The Michael J. Fox Foundation is sponsoring a $2 million prize to the first team that develops a viable selective alpha-synuclein PET tracer and agrees to make that tracer available broadly.
About the Prize
The ability to image alpha-synuclein deposition in the brain would be a game-changing achievement for the Parkinson's disease (PD) field. The accumulation of aggregated alpha-synuclein is a pathological hallmark of PD and a priority target for drug development given its hypothesized contribution to neurodegeneration.
In vivo imaging of alpha-synuclein pathology could be useful as a biomarker for the presence of disease and disease progression and as a pharmacodynamic tool for drug development. With a $2 million prize, The Michael J. Fox Foundation (MJFF) seeks to attract research teams and accelerate momentum to speed the development of such a tracer.
Eligibility, Selection Criteria and Process
Anyone is eligible for the prize who agrees to all contest rules. Contestants do not necessarily have to be funded by MJFF and can be from either academia or industry.
- All contestants must apply for the prize with preclinical and clinical data supporting the broad use of their alpha-synuclein radiotracer. Judges may ask for additional data, including but not limited to raw imaging data.
- Contestants must agree to make the winning radiotracer available for use by the Foundation and MJFF awardees through a nonexclusive license or other MJFF-approved mechanism.
The winning contestant must demonstrate that the radiotracer binds with relatively high selectivity to alpha-synuclein according to prespecified criteria. Proof-of-concept in human subjects, including people with Parkinson's disease and/or another synucleinopathy, must also be demonstrated.
There is no deadline for submissions. The $2 million award will be issued to the first contestant who submits compelling evidence of a viable selective tracer and agrees to its widespread use. If no award is given by mid-2018, The Michael J. Fox Foundation will evaluate the state of the field and utility of such a prize.
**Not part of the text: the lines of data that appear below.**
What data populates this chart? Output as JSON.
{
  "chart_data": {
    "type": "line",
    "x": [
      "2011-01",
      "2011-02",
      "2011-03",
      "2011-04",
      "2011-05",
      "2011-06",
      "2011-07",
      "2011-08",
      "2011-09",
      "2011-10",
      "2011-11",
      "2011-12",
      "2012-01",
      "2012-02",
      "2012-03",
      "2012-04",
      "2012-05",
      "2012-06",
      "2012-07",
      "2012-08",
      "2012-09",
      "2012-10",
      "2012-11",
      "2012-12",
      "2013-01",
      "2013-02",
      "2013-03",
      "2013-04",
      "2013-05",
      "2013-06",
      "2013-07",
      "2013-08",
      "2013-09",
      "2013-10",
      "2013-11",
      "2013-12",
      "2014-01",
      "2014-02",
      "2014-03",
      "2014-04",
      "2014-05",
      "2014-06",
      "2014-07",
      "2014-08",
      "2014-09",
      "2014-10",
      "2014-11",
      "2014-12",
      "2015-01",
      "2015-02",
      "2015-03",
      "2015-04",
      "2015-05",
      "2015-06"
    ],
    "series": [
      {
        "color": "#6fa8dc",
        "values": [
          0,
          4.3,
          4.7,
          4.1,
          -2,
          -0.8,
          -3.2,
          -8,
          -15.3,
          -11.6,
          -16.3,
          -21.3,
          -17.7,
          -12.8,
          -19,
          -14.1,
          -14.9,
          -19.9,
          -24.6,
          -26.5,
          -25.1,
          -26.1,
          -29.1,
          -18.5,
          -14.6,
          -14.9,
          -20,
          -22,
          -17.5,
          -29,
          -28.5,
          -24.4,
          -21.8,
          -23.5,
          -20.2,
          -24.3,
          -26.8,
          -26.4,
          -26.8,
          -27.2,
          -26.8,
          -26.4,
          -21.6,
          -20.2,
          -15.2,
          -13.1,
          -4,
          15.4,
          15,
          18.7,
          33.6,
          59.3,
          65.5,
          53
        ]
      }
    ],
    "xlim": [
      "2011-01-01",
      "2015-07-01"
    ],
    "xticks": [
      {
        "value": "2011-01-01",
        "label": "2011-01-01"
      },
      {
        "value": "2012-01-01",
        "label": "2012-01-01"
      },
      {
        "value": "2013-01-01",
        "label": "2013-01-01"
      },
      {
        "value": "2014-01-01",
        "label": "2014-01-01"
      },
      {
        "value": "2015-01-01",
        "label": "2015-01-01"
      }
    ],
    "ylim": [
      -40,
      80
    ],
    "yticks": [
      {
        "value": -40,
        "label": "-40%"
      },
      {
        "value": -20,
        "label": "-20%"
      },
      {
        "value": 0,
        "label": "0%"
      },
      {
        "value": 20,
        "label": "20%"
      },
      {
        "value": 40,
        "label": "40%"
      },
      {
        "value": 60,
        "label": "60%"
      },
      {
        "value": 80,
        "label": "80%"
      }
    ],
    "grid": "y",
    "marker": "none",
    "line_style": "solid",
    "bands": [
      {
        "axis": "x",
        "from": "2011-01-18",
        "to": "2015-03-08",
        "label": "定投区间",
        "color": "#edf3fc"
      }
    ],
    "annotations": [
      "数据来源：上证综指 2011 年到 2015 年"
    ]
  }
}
- Radiosynthesis method enabling feasible radiolabeling with 11°C or 18°F (or both) at >20% yield, high specific activity
- Selective binding to alpha-synuclein-rich brain tissue (versus amyloid-beta or tau-rich tissue)
- Proof-of-concept in alpha-synuclein preclinical models (preferred but not required)
- Acceptable biodistribution with adequate brain uptake
- Acceptable metabolite profile
- Proof-of-concept evidence of robust in vivo kinetics that enable quantification of alpha-synuclein binding (e.g., by kinetic modeling)
- In vivo binding patterns consistent with the expected distribution of alpha-synuclein pathology per population (e.g., PD, dementia with Lewy bodies, multiple system atrophy)
- Selective in vivo binding to alpha-synuclein pathology [little nonspecific uptake, no binding to other pathologies (e.g., amyloid-beta, tau)]
|Hartmuth Kolb, PhD||Head of Neuroscience Biomarkers||Janssen Pharmaceuticals, Inc (Johnson & Johnson)|
|Satoshi Minoshima, MD, PhD||Professor and Chairman, Department of Radiology and Imaging Sciences||University of Utah|
|Julie Price, PhD||Visiting Professor of Radiology||Massachusetts General Hospital|
|Gil Rabinovici, MD||Associate Professor, Department of Neurology||University of California, San Francisco|
|Henry VanBrocklin, PhD||Professor and Director of Radiopharmaceutical Research, Department of Radiology and Biomedical Imaging||University of California, San Francisco|
Support from MJFF
The Michael J. Fox Foundation has long supported the pursuit of an alpha-synuclein PET tracer — in addition to funding alpha-synuclein therapies and projects investigating peripheral measures. In 2011, with little activity in the field, MJFF established a public-private Alpha-synuclein Imaging Consortium to begin work toward such a tool. If the MJFF Consortium is the first to build compelling evidence of a viable, selective tracer, members of the team, excluding MJFF staff, will be awarded the prize. The Foundation also funds a number of independent studies toward an alpha-synuclein radiotracer.